We met in a coffee shop and she began asking about ways that she can get more involved in church.
But that wasn’t what she really needed. What she really needed was permission to leave.
She lives downtown. She has intentionally chosen to live in the poorest neighborhood in Burlington so she can love on and serve the residents there. She lives there so she can be the presence of Christ there. In order to fully live out her calling she needs not only to live there, but she needs to—must—worship there as well. It is obvious that our bedroom community church wasn’t right for her.
What amazes me though is how long it took for us to see the obvious. Or, more accurately, how long it took for us to say it. For me to say it.

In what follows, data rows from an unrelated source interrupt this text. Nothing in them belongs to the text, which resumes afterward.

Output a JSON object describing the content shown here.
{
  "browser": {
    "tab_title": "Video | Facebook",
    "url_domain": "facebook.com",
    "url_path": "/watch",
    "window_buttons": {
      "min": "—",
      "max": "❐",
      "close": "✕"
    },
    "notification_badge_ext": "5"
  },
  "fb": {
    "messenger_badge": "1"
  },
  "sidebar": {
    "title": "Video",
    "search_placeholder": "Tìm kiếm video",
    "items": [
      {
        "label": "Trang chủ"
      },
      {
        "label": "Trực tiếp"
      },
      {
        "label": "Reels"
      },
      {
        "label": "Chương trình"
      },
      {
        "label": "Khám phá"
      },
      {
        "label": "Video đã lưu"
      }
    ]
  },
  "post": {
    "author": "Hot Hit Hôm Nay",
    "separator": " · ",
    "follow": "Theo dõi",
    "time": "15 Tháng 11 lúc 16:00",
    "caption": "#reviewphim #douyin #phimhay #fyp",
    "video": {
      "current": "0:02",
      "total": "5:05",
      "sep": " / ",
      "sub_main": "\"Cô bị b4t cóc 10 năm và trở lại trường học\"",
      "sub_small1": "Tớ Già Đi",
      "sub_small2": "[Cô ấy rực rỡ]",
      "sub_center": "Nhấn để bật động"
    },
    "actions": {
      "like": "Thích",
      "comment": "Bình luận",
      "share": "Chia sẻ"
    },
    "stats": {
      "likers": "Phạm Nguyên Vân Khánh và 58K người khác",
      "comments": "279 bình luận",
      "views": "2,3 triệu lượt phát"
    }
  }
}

I want our church to be able to meet the needs of everyone. In the end, however, trying to be all things to all people is a prescription both for schizophrenia in the short-term and heartbreak in the long.
A church must learn to be what it is. A pastor must learn to be what he or she is. We all must learn to be ourselves. If we try to be anything else ultimately it will destroy us. The wineskin will burst.
When I finally did say it—“Don’t you think you should go to church downtown?”—there was a sudden release for us both. The relationship suddenly seemed much more authentic. The pressure was off. The truth had set us both free.
After she left I sat in the coffee shop for a long while. I knew that what had just happened was for the best. I had given the best pastoral advice I could give and she had taken it. It was the right thing. Yet I was heavy of heart. Sorrowful even.
And then these words from Jesus came over me as a soothing balm: “I have other sheep that don’t belong to this fold.”
May the shepherd lead you to your rightful fold, my friend.